The video-sharing craze has left me behind. When someone shares a YouTube video on Facebook
or Google+, I scroll down to the comments to try to find out what it’s about. I was slow to embrace  Vine, finally giving in and opening
an account because I thought that as someone who touts herself as somewhat of a
social media enthusiast, I should. But my heart wasn’t in it. Even less so when
I realized I couldn’t import video that I’d previously shot. Really?

By the
time I’ve fiddled and opened the Vine app in order to shot a 6 second video, the
moment has passed.

Fast-forward a few months later to Instagram
introducing a video-sharing function
. I was initially unfazed by this new
addition, content to continue posting photos, occasionally using filters or
text when the mood strikes. 

However, a trip to Iceland a few weeks ago changed
that.
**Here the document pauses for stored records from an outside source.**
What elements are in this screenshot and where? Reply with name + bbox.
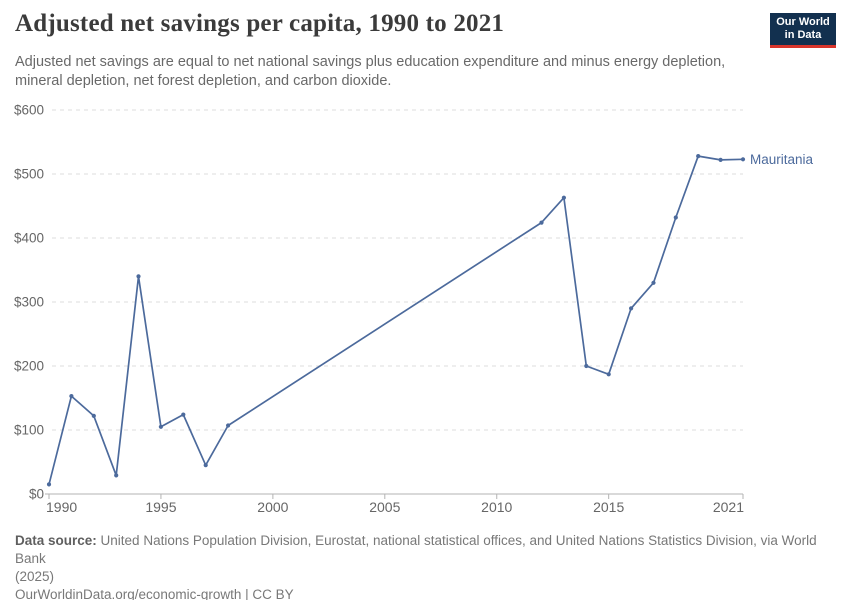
x-tick-label: 2015 <box>593 499 624 515</box>
chart-subtitle: Adjusted net savings are equal to net na… <box>15 53 775 91</box>
data-point-1995[interactable] <box>158 424 163 429</box>
x-tick-label: 2005 <box>369 499 400 515</box>
data-point-1990[interactable] <box>46 482 52 487</box>
data-point-2017[interactable] <box>651 280 656 285</box>
data-point-1996[interactable] <box>181 412 186 417</box>
x-tick-label: 2021 <box>713 499 744 515</box>
data-point-2019[interactable] <box>696 154 701 159</box>
series-line[interactable] <box>48 155 744 486</box>
citation-link[interactable]: OurWorldinData.org/economic-growth | CC … <box>15 587 294 600</box>
data-source-line: Data source: United Nations Population D… <box>15 532 835 586</box>
data-source-label: Data source: <box>15 533 97 548</box>
data-point-1991[interactable] <box>69 394 74 399</box>
data-point-2021[interactable] <box>740 157 746 162</box>
data-point-1994[interactable] <box>136 274 141 279</box>
chart-subtitle-line: mineral depletion, net forest depletion,… <box>15 73 392 89</box>
data-point-1998[interactable] <box>226 423 231 428</box>
y-tick-label: $0 <box>29 487 44 502</box>
chart-footer: Data source: United Nations Population D… <box>15 532 835 600</box>
series-label[interactable]: Mauritania <box>750 152 814 167</box>
x-tick-label: 1995 <box>145 499 176 515</box>
data-point-2012[interactable] <box>539 220 544 225</box>
y-tick-label: $400 <box>14 231 44 246</box>
owid-logo-text: in Data <box>784 29 822 41</box>
y-tick-label: $300 <box>14 295 44 310</box>
y-tick-label: $600 <box>14 103 44 118</box>
data-point-1997[interactable] <box>203 463 208 468</box>
x-tick-label: 2010 <box>481 499 512 515</box>
data-source-text: United Nations Population Division, Euro… <box>15 533 817 566</box>
x-tick-label: 2000 <box>257 499 288 515</box>
chart-subtitle-line: Adjusted net savings are equal to net na… <box>15 54 726 70</box>
data-point-2020[interactable] <box>718 157 723 162</box>
owid-logo[interactable]: Our World in Data <box>770 13 836 48</box>
y-tick-label: $500 <box>14 167 44 182</box>
y-tick-label: $200 <box>14 359 44 374</box>
data-source-text-wrap: (2025) <box>15 569 55 584</box>
page-title: Adjusted net savings per capita, 1990 to… <box>15 10 505 37</box>
owid-logo-text: Our World <box>776 16 830 28</box>
data-point-2016[interactable] <box>629 306 634 311</box>
data-point-2015[interactable] <box>606 372 611 377</box>
data-point-2014[interactable] <box>584 363 589 369</box>
x-tick-label: 1990 <box>46 499 77 515</box>
y-tick-label: $100 <box>14 423 44 438</box>
data-point-1992[interactable] <box>91 413 96 418</box>
data-point-1993[interactable] <box>114 473 119 478</box>
data-point-2018[interactable] <box>673 215 678 220</box>
data-point-2013[interactable] <box>561 195 567 200</box>
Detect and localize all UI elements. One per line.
While visiting the famous Strokkur Geysir, I took a few pictures as it
shot boiling water 65 feet in the air, which I wanted to post on Instagram. But
looking at the picture was like looking at a big, white blob. I wished I could
show people what I was seeing, then it dawned on me that with the Instagram
video function I could.

I shot a few other Instagram videos on that
Iceland trip, my favorite being the one of the Seljalandfoss waterfall because
when I showed it to Miss V she exclaimed, “that video is such great quality” –
she being a cinemagraphic expert and all.
While I must admit to enjoying video a bit more
these days, I use them sparingly. I did, however, post quite a few when I
attended the North Sea Jazz Festival recently. 

Little snippets of some of the
artists performing were more effective that blurry pictures of a non-distinct
performer from the back of the concert hall.

What do you think of Instagram video? Do you use
the video function to share your travels?